Het is overigens niet zo, dat wanneer een hoger label is gehaald dan op grond waarvan de subsidie is verleend, de subsidie wordt vastgesteld aan de hand van dat hogere label. De toevoeging in artikel 7, onder b, dat het energieprestatiecertificaat wordt opgesteld en afgemeld volgens de Regeling energieprestatie gebouwen ‘zoals die op de datum van afgifte ... luidt’, ziet op de situatie dat de labelsystematiek op grond van de Regeling energieprestatie gebouwen tussentijds wijzigt. Het is niet uit te sluiten dat op basis van een gewijzigde systematiek een energie-index wordt berekend die afwijkt van de energie-index die op grond van de oude systematiek zouden worden vastgesteld. Het kan dan voorkomen dat een verhuurder die een aanvraag heeft ingediend aan de hand van een energielabel dat is vastgesteld onder de oude systematiek, niet het beoogde label realiseert, hoewel hij de renovaties heeft uitgevoerd waarmee hij op grond van de oude systematiek de beoogde energie-index (met daarbij horend label) wel zou hebben gehaald. In een dergelijke situatie wordt de subsidie op grond van artikel 9 op een lager bedrag of op nihil vastgesteld. Wanneer bekend wordt dat de labelsystematiek zal wijzigen, zullen de verhuurders aan wie vóór de ingangsdatum van die wijziging subsidie is verleend hierover tijdig schriftelijk worden geïnformeerd, zodat zij de geplande werkzaamheden zo nodig kunnen aanpassen.

Artikelen 8 en 10

Ingevolge artikel 8, eerste en tweede lid, zijn op alle subsidies, ongeacht de hoogte ervan, dezelfde regels van toepassing, namelijk die voor subsidies tot € 25.000. Deze regels staan in artikel 16 van het Kaderbesluit en houden onder meer in dat de subsidie wordt verstrekt in de vorm van een vast bedrag en dat desgevraagd verantwoording plaatsvindt over de prestatie. Verder is in dit verband bepaald dat toepassing wordt gegeven aan artikel 16, tweede lid, onder b, van het Kaderbesluit. Dit houdt in dat op basis van een subsidieaanvraag een beschikking tot subsidieverlening wordt gegeven, waarin de datum wordt vermeld waarop de activiteiten uiterlijk moeten zijn verricht alsmede de datum waarop de subsidie uiterlijk ambtshalve wordt vastgesteld. Het tijdstip waarop de activiteiten moeten zijn verricht ligt ingevolge artikel 7 van deze regeling twee jaar na de datum van de subsidiebeschikking. Op grond van artikel 22, derde lid, van het Kaderbesluit stelt de minister de subsidie daarna binnen 22 weken ambtshalve vast.

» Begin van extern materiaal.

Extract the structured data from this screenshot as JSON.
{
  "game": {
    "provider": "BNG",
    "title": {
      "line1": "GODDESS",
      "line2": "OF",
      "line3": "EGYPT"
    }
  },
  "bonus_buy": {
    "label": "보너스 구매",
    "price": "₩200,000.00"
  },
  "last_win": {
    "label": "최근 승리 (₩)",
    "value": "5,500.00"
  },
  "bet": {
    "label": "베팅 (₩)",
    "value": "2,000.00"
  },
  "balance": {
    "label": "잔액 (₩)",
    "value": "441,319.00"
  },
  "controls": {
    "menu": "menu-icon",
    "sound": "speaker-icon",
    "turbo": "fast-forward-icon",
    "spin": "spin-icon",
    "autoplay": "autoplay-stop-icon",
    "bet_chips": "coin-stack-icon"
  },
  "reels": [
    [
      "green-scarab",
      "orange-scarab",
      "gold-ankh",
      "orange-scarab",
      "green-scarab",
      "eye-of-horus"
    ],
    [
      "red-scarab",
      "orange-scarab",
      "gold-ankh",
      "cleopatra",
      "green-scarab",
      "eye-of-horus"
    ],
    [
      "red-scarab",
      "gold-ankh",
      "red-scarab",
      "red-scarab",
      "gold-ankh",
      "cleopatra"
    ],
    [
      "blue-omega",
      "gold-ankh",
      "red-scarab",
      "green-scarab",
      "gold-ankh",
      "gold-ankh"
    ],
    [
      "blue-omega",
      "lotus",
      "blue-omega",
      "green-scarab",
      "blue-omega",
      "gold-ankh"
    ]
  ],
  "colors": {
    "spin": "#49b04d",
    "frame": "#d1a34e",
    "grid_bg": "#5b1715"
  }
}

De subsidieontvanger is niet verplicht via een tussentijds voortgangsverslag inzicht te geven in de voortgang van de activiteiten. Wel is de subsidieontvanger op grond van artikel 16, derde lid, onder a, van het Kaderbesluit verplicht melding te doen zodra aannemelijk is dat de activiteiten niet, niet tijdig of niet geheel zullen worden verricht.

Aangezien het budget pas vanaf 2018 beschikbaar is, worden in geen geval voorschotten uitgekeerd. Dit is geregeld in artikel 8, derde lid. Voor zover het om subsidies gaat van minder dan € 25.000 houdt het derde lid een afwijking in van aanwijzing 18, onder b, van de Aanwijzingen voor subsidieverstrekking (het Uniform Subsidiekader), op grond waarvan die subsidies 100% bevoorschot moeten worden, en daarmee ook van het Raamwerk voor uitvoering van subsidies (RUS). Over deze afwijking is overeenkomstig aanwijzing 6 van het Uniform Subsidiekader overeenstemming met de Minister van Financiën bereikt.

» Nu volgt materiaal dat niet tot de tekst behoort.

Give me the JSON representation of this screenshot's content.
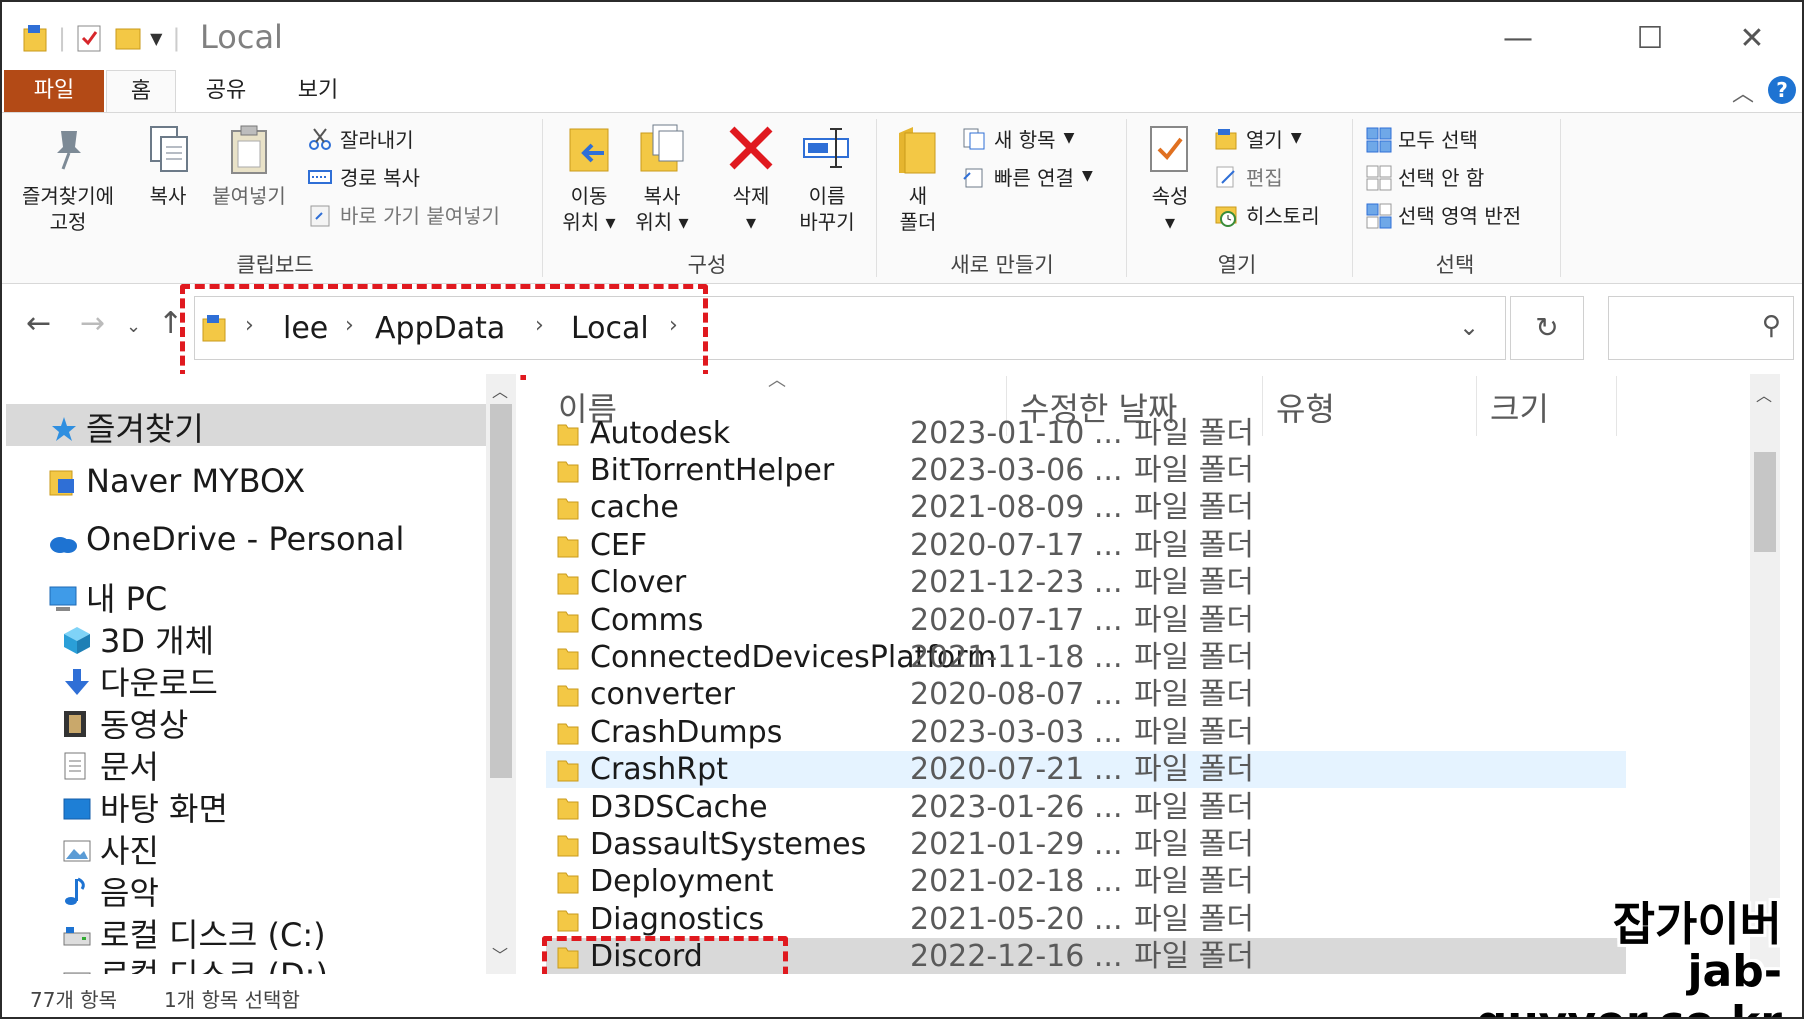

Op grond van artikel 8, vierde lid, moet in de beschikking tot subsidieverlening vermeld worden in welk jaar de subsidie zal worden uitbetaald. Deze bepaling houdt verband met de omstandigheid dat het budget in twee tranches beschikbaar komt, namelijk € 200 miljoen in 2018 en € 200 miljoen in 2019. De betaling vindt daarom plaats vanaf 1 januari 2018, en wel op volgorde van binnenkomst van de subsidieaanvragen (artikel 10). Wanneer de eerste € 200 miljoen is uitbetaald, zal de uitbetaling van de overige vastgestelde subsidies pas vanaf 2019 plaatsvinden.

Artikel 11

In artikel 6A van het Uniform Subsidiekader zijn bepalingen opgenomen inzake de beperking van de duur van een subsidieregeling. Op grond hiervan dient de regeling te voorzien in een datum waarop de regeling eindigt en deze datum dient te liggen vóór het tijdstip waarop na de inwerkingtreding van de regeling vijf jaren zijn verlopen.